The impact of environmental regulations on city transformation is more significant in areas with larger populations and more serious pollution, and the division of key areas for differentiated prevention and control has worked.
The further discussion of its mechanism finds that the division of key areas mainly increases the internal adjustment cost or compliance cost of firms. Some enterprises increase technology investment, expand production and ultimately increase market shares, but other firms cannot afford the rising cost and choose to reduce production or even get out of the market. It brings about a screening effects for firms, that is, the productions of firms adapting to environmental regulations have increased, and the absolute size of the manufacturing industry has expanded. On the other hand, with the expansion of the service industry, the relative proportion of manufacturing has declined, and the urban industrial structure has been upgraded.
Implications for Conservation
The practical reference value of this article lies as follows for sustainable conservation and city transformation, especially in emerging countries：
In the short term, environmental regulation may be difficult to achieve a win-win situation on “pollution reduction” and “increasing efficiency”, but people often ignore the long-term benefits after “pollution reduction”, the hidden short-term costs, and long-term opportunity costs due to the pollution intensification by environmental regulation. The “sub-optimal” choice of “speed adjustment and shift” also has an important effect on the development and transformation of cities.
Creating a good institutional environment is of great significance for amplifying the effects of environmental regulation, such as adjusting the investment structure, formulating policy incentives and guiding funds to flow to service industries and high-tech industries, in order to promote the transformation and upgrading of urban industrial structures. Simultaneously, it is important to integrate the effectiveness of sustainable conservation, city transformation and institutional innovation into the local government assessment system, highlighting the government's policy guidance and service functions, and enabling government policies to play their due role in industrial structure transformation.
The environmental regulation policies should consider the endowment of the city, like pollution status and population size. Moreover, environmental regulations should in accordance with local conditions and strive to achieve a win-win situation of urban economic development, industrial structure upgrade and ecological environment improvement. Of course, our article also has certain shortcomings, the effects of environmental regulations, urban development, and transformation take a long period of time to test. Further studies are needed in this area.
Declaration of Conflicting Interests
The author(s) declared no potential conflicts of interest with respect to the research, authorship, and/or publication of this article.

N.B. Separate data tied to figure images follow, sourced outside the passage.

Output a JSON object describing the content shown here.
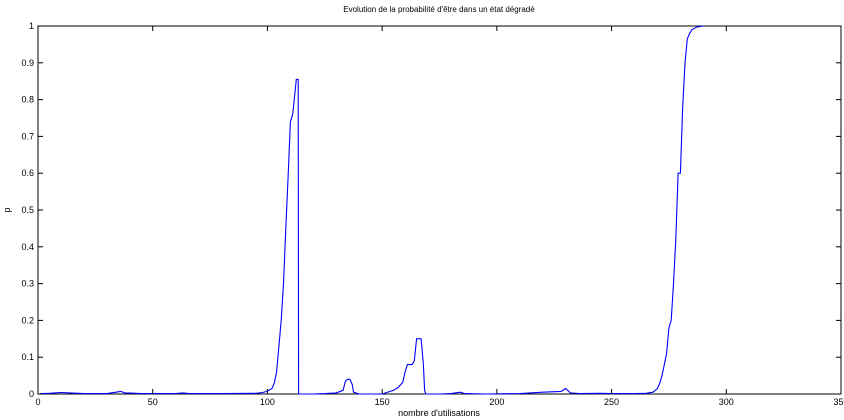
{
  "chart_data": {
    "type": "line",
    "title": "Evolution de la probabilité d'être dans un état dégradé",
    "xlabel": "nombre d'utilisations",
    "ylabel": "p",
    "xlim": [
      0,
      350
    ],
    "ylim": [
      0,
      1
    ],
    "xticks": [
      0,
      50,
      100,
      150,
      200,
      250,
      300,
      350
    ],
    "yticks": [
      0,
      0.1,
      0.2,
      0.3,
      0.4,
      0.5,
      0.6,
      0.7,
      0.8,
      0.9,
      1
    ],
    "xtick_labels": [
      "0",
      "50",
      "100",
      "150",
      "200",
      "250",
      "300",
      "350"
    ],
    "ytick_labels": [
      "0",
      "0.1",
      "0.2",
      "0.3",
      "0.4",
      "0.5",
      "0.6",
      "0.7",
      "0.8",
      "0.9",
      "1"
    ],
    "grid": false,
    "line_color": "#0000ff",
    "series": [
      {
        "points": [
          [
            1,
            0.001
          ],
          [
            5,
            0.002
          ],
          [
            10,
            0.004
          ],
          [
            14,
            0.003
          ],
          [
            20,
            0.001
          ],
          [
            30,
            0.001
          ],
          [
            34,
            0.005
          ],
          [
            36,
            0.007
          ],
          [
            38,
            0.003
          ],
          [
            45,
            0.001
          ],
          [
            55,
            0.001
          ],
          [
            60,
            0.001
          ],
          [
            63,
            0.003
          ],
          [
            66,
            0.001
          ],
          [
            80,
            0.001
          ],
          [
            95,
            0.002
          ],
          [
            98,
            0.004
          ],
          [
            100,
            0.008
          ],
          [
            102,
            0.015
          ],
          [
            103,
            0.03
          ],
          [
            104,
            0.06
          ],
          [
            105,
            0.13
          ],
          [
            106,
            0.2
          ],
          [
            107,
            0.3
          ],
          [
            108,
            0.45
          ],
          [
            109,
            0.59
          ],
          [
            110,
            0.74
          ],
          [
            111,
            0.76
          ],
          [
            112,
            0.82
          ],
          [
            112.6,
            0.855
          ],
          [
            113.4,
            0.855
          ],
          [
            113.6,
            0.0
          ],
          [
            120,
            0.0
          ],
          [
            125,
            0.001
          ],
          [
            130,
            0.003
          ],
          [
            133,
            0.01
          ],
          [
            134,
            0.035
          ],
          [
            135,
            0.04
          ],
          [
            136,
            0.04
          ],
          [
            137,
            0.025
          ],
          [
            137.5,
            0.005
          ],
          [
            140,
            0.0
          ],
          [
            150,
            0.0
          ],
          [
            152,
            0.004
          ],
          [
            155,
            0.01
          ],
          [
            157,
            0.018
          ],
          [
            159,
            0.032
          ],
          [
            160,
            0.06
          ],
          [
            161,
            0.08
          ],
          [
            163,
            0.08
          ],
          [
            164,
            0.09
          ],
          [
            165,
            0.15
          ],
          [
            167,
            0.15
          ],
          [
            168,
            0.08
          ],
          [
            168.5,
            0.01
          ],
          [
            169,
            0.0
          ],
          [
            175,
            0.0
          ],
          [
            180,
            0.001
          ],
          [
            184,
            0.005
          ],
          [
            186,
            0.001
          ],
          [
            195,
            0.0
          ],
          [
            210,
            0.001
          ],
          [
            220,
            0.005
          ],
          [
            228,
            0.007
          ],
          [
            230,
            0.015
          ],
          [
            232,
            0.003
          ],
          [
            236,
            0.001
          ],
          [
            245,
            0.002
          ],
          [
            250,
            0.001
          ],
          [
            260,
            0.001
          ],
          [
            265,
            0.002
          ],
          [
            268,
            0.005
          ],
          [
            270,
            0.015
          ],
          [
            271,
            0.03
          ],
          [
            272,
            0.05
          ],
          [
            273,
            0.08
          ],
          [
            274,
            0.11
          ],
          [
            275,
            0.18
          ],
          [
            276,
            0.2
          ],
          [
            277,
            0.3
          ],
          [
            278,
            0.42
          ],
          [
            279,
            0.6
          ],
          [
            280,
            0.6
          ],
          [
            281,
            0.78
          ],
          [
            282,
            0.9
          ],
          [
            283,
            0.965
          ],
          [
            284,
            0.98
          ],
          [
            285,
            0.99
          ],
          [
            287,
            0.997
          ],
          [
            290,
            1.0
          ]
        ]
      }
    ]
  }
}
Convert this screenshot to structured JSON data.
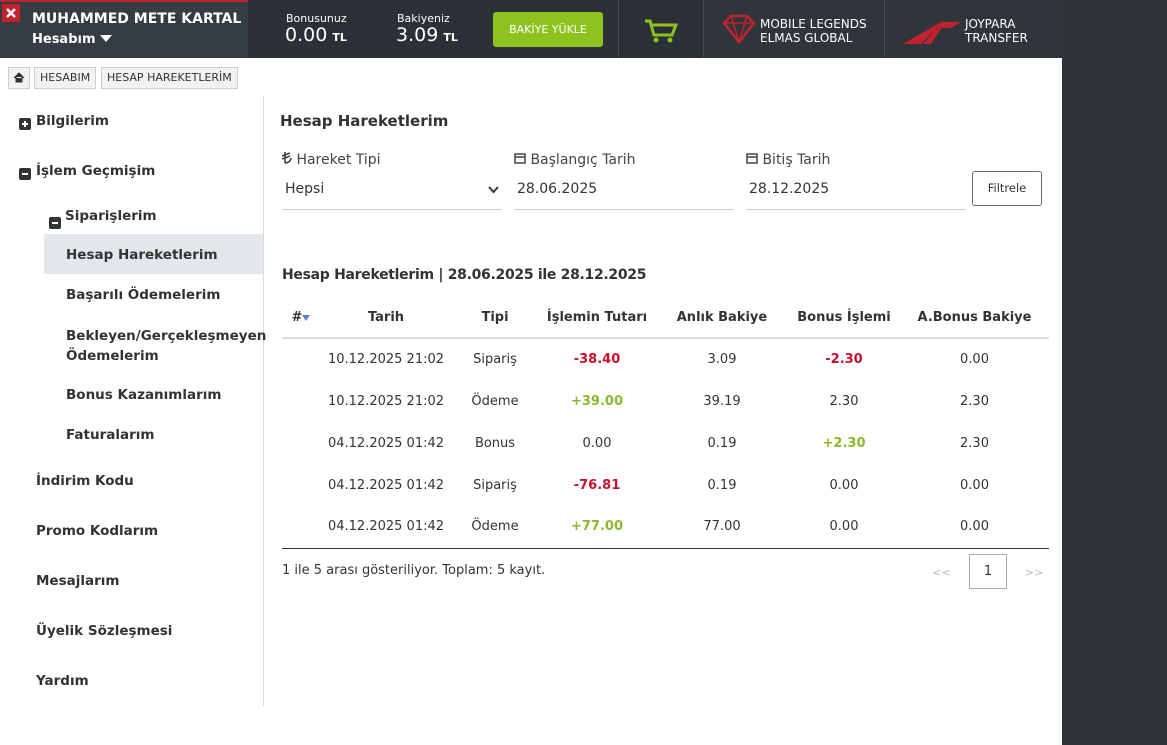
{
  "header": {
    "user_name": "MUHAMMED METE KARTAL",
    "account_menu": "Hesabım",
    "bonus_label": "Bonusunuz",
    "bonus_amount": "0.00",
    "bonus_currency": "TL",
    "balance_label": "Bakiyeniz",
    "balance_amount": "3.09",
    "balance_currency": "TL",
    "topup_button": "BAKİYE YÜKLE",
    "promo_1": [
      "MOBILE LEGENDS",
      "ELMAS GLOBAL"
    ],
    "promo_2": [
      "JOYPARA",
      "TRANSFER"
    ]
  },
  "breadcrumb": [
    "HESABIM",
    "HESAP HAREKETLERİM"
  ],
  "sidebar": {
    "items": [
      "Bilgilerim",
      "İşlem Geçmişim"
    ],
    "sub_group": "Siparişlerim",
    "sub_items": [
      "Hesap Hareketlerim",
      "Başarılı Ödemelerim",
      "Bekleyen/Gerçekleşmeyen Ödemelerim",
      "Bonus Kazanımlarım",
      "Faturalarım"
    ],
    "more_items": [
      "İndirim Kodu",
      "Promo Kodlarım",
      "Mesajlarım",
      "Üyelik Sözleşmesi",
      "Yardım"
    ]
  },
  "content": {
    "title": "Hesap Hareketlerim",
    "filters": {
      "type_label": "Hareket Tipi",
      "type_value": "Hepsi",
      "start_label": "Başlangıç Tarih",
      "start_value": "28.06.2025",
      "end_label": "Bitiş Tarih",
      "end_value": "28.12.2025",
      "button": "Filtrele"
    },
    "table_title": "Hesap Hareketlerim | 28.06.2025 ile 28.12.2025",
    "table": {
      "columns": [
        "#",
        "Tarih",
        "Tipi",
        "İşlemin Tutarı",
        "Anlık Bakiye",
        "Bonus İşlemi",
        "A.Bonus Bakiye"
      ],
      "rows": [
        [
          "",
          "10.12.2025 21:02",
          "Sipariş",
          "-38.40",
          "3.09",
          "-2.30",
          "0.00"
        ],
        [
          "",
          "10.12.2025 21:02",
          "Ödeme",
          "+39.00",
          "39.19",
          "2.30",
          "2.30"
        ],
        [
          "",
          "04.12.2025 01:42",
          "Bonus",
          "0.00",
          "0.19",
          "+2.30",
          "2.30"
        ],
        [
          "",
          "04.12.2025 01:42",
          "Sipariş",
          "-76.81",
          "0.19",
          "0.00",
          "0.00"
        ],
        [
          "",
          "04.12.2025 01:42",
          "Ödeme",
          "+77.00",
          "77.00",
          "0.00",
          "0.00"
        ]
      ]
    },
    "summary": "1 ile 5 arası gösteriliyor. Toplam: 5 kayıt.",
    "pagination": {
      "prev": "<<",
      "page": "1",
      "next": ">>"
    }
  }
}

The author(s) disclosed receipt of the following financial support for the research, authorship, and/or publication of this article: This research was supported by National Social Science Foundation of China (18BJL088; 18ZDA052).
 China’s tropical and subtropical cities have annual temperatures greater than 10°C, with annual precipitation of more than 1000 mm, and the population of the jurisdiction area accounts for 34% of the total urban population, located in the Qinling Mountains, south of the Huaihe River, and north of the Leizhou Peninsula, including the Yangtze River Delta and Pearl River Delta urban agglomerations and major industrial areas, the total economic volume is large. Due of data limitation, this study focuses on cities in mainland China, excluding Hong Kong, Macau, and Taiwan.